Flying to New York for 24 hours for a Monday meeting is so often a norm we see but nowadays, almost everyone is also looking at blended travel. You might instead offer your key personnel the option to stay the weekend beforehand to make it more rewarding for the individual – so your team member feels appreciated and valued and likewise starts to look after your business partners that little bit better.

It’s something we’ve certainly found at Meon with our own staff. Here, we believe work/life balance isn’t a conflict if you love your work and it can be complimentary. That’s something we encourage in our clients – you’re sending them away from their families, so make them feel better about it.

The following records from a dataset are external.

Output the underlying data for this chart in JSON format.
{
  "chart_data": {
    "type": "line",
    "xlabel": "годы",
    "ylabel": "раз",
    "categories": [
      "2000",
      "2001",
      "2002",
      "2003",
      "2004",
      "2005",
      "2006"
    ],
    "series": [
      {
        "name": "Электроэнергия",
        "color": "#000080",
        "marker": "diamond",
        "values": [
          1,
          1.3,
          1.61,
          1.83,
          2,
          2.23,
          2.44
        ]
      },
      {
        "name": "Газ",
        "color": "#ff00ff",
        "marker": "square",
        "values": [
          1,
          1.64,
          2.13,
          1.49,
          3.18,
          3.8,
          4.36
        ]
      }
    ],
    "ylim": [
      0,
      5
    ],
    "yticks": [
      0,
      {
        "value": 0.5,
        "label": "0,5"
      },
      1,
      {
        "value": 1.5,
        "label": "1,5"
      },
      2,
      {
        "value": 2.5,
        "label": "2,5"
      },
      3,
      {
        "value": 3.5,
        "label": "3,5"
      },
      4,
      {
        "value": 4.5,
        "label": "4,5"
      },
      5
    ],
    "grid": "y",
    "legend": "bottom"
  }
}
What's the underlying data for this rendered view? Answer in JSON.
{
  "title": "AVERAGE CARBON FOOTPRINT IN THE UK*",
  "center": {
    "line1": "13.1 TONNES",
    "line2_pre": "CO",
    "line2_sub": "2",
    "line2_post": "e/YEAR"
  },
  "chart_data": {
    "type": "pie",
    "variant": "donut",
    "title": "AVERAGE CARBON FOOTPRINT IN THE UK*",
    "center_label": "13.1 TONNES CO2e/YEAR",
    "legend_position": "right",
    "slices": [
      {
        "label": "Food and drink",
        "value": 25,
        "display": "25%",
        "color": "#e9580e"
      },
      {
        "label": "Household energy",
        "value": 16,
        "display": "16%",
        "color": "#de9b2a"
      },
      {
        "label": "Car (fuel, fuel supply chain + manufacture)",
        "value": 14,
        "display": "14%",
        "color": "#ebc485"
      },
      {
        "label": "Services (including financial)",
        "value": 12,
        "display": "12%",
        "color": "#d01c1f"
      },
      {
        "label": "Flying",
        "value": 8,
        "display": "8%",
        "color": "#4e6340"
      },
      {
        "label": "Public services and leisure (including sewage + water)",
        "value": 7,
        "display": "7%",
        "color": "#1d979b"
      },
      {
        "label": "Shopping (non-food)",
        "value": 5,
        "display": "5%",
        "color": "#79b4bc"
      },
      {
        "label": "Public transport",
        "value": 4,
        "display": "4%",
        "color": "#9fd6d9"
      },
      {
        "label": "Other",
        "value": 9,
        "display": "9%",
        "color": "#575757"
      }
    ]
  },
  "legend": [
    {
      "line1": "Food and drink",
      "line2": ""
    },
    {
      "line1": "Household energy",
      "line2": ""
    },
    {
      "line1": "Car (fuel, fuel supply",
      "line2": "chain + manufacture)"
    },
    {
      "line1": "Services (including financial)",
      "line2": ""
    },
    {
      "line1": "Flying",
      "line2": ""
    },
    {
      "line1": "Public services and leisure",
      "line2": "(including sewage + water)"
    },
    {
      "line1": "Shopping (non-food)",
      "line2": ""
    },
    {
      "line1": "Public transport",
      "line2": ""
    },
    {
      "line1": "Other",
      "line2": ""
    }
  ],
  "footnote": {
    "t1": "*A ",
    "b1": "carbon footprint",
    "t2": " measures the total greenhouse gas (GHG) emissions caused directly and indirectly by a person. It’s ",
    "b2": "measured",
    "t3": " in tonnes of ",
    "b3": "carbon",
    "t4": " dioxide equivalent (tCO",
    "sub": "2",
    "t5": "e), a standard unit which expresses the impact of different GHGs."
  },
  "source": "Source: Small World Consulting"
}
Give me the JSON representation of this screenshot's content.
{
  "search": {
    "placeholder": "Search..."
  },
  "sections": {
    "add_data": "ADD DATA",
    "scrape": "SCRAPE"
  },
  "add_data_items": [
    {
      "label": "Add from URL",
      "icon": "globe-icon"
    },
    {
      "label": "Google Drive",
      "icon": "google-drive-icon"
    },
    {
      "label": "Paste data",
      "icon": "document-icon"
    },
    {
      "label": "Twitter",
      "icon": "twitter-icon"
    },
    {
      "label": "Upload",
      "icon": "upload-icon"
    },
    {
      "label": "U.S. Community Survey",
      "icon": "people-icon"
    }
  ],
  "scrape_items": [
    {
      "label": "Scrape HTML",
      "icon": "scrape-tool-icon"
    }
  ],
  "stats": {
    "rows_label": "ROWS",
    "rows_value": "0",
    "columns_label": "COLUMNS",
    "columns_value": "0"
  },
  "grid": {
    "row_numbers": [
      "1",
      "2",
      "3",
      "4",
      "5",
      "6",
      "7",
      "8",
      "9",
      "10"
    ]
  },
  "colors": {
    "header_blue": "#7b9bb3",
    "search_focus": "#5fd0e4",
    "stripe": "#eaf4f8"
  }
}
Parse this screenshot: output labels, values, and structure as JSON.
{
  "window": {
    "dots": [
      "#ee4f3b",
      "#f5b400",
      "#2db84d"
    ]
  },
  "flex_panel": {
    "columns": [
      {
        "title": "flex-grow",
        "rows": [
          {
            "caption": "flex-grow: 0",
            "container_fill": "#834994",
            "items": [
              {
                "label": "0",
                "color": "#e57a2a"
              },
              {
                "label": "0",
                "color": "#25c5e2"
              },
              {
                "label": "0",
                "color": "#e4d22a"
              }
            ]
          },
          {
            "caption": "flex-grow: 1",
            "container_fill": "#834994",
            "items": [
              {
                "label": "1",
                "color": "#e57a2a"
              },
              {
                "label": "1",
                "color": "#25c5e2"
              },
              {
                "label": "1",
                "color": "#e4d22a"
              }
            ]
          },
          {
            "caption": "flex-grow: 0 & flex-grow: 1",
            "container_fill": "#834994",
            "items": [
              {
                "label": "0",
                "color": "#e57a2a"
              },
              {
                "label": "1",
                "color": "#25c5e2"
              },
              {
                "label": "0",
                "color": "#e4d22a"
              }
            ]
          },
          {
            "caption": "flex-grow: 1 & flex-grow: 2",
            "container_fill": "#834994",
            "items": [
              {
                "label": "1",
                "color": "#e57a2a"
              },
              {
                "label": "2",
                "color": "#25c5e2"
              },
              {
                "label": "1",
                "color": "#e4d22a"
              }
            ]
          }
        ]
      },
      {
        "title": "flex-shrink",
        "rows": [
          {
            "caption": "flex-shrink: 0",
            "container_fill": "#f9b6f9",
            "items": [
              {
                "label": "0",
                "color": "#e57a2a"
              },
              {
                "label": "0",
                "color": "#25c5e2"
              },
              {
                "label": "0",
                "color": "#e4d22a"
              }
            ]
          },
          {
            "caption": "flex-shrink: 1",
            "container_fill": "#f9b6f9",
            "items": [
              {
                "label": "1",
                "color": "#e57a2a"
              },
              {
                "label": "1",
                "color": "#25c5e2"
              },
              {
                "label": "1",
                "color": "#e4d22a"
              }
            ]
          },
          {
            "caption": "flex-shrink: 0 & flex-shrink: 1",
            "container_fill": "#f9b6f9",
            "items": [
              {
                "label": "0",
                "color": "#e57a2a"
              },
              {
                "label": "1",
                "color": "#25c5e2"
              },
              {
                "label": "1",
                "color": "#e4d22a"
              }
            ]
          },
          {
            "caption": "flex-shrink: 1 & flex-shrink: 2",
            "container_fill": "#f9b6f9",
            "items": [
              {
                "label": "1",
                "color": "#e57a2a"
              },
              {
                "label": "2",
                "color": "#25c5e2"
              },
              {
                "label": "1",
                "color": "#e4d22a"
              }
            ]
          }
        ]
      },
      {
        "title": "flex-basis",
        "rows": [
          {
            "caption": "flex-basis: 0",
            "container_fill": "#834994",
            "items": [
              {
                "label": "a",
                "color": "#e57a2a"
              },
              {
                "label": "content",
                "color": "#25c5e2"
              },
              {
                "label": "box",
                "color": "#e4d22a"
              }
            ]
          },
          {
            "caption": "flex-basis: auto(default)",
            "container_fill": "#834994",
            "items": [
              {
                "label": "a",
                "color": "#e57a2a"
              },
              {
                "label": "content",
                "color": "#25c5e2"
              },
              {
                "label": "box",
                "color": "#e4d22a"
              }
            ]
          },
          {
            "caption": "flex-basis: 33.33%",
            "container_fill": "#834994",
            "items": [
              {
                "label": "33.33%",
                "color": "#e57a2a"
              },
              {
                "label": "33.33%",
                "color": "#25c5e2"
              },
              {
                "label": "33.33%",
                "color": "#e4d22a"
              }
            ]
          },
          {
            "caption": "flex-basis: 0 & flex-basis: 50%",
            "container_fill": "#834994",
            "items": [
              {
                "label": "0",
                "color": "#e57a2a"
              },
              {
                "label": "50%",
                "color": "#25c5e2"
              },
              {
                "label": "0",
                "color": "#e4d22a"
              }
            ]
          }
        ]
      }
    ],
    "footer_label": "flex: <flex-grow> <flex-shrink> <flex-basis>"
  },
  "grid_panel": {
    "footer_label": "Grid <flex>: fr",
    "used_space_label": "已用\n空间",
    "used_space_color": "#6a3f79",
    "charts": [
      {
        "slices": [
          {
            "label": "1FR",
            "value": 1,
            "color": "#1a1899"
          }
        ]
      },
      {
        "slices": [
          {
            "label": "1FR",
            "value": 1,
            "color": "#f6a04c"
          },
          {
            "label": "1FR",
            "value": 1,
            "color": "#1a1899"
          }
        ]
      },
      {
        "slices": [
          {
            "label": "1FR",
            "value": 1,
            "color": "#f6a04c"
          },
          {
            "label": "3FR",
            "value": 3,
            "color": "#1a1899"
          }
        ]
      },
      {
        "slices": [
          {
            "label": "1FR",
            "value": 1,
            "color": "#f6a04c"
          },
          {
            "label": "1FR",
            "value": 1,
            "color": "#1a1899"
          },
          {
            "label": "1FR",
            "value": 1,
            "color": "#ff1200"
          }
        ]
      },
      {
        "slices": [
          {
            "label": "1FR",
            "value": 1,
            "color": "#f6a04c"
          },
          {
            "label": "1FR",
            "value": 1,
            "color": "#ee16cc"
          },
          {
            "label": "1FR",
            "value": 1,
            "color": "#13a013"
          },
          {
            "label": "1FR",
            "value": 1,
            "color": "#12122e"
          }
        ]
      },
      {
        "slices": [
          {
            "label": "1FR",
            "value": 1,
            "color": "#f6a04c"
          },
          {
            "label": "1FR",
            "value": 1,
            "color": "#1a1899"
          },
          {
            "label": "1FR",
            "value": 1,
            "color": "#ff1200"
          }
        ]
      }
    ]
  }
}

We’re starting to see this trend on European trips, where same-day turnarounds are becoming a thing of the past – because admit it, no one wants to get a 06:30 flight to Frankfurt on a Monday morning and a midnight return home. Now you stay overnight, fresh to do business the next day. It can cost more, but it will be justified by ROI because you’re equipping your staff to do their job in the best possible way, and your relationships, and business miraculously grow.

Think about it, it makes sense, doesn’t it? And at Meon, we like to think we distil common sense in a world where sense isn’t always common.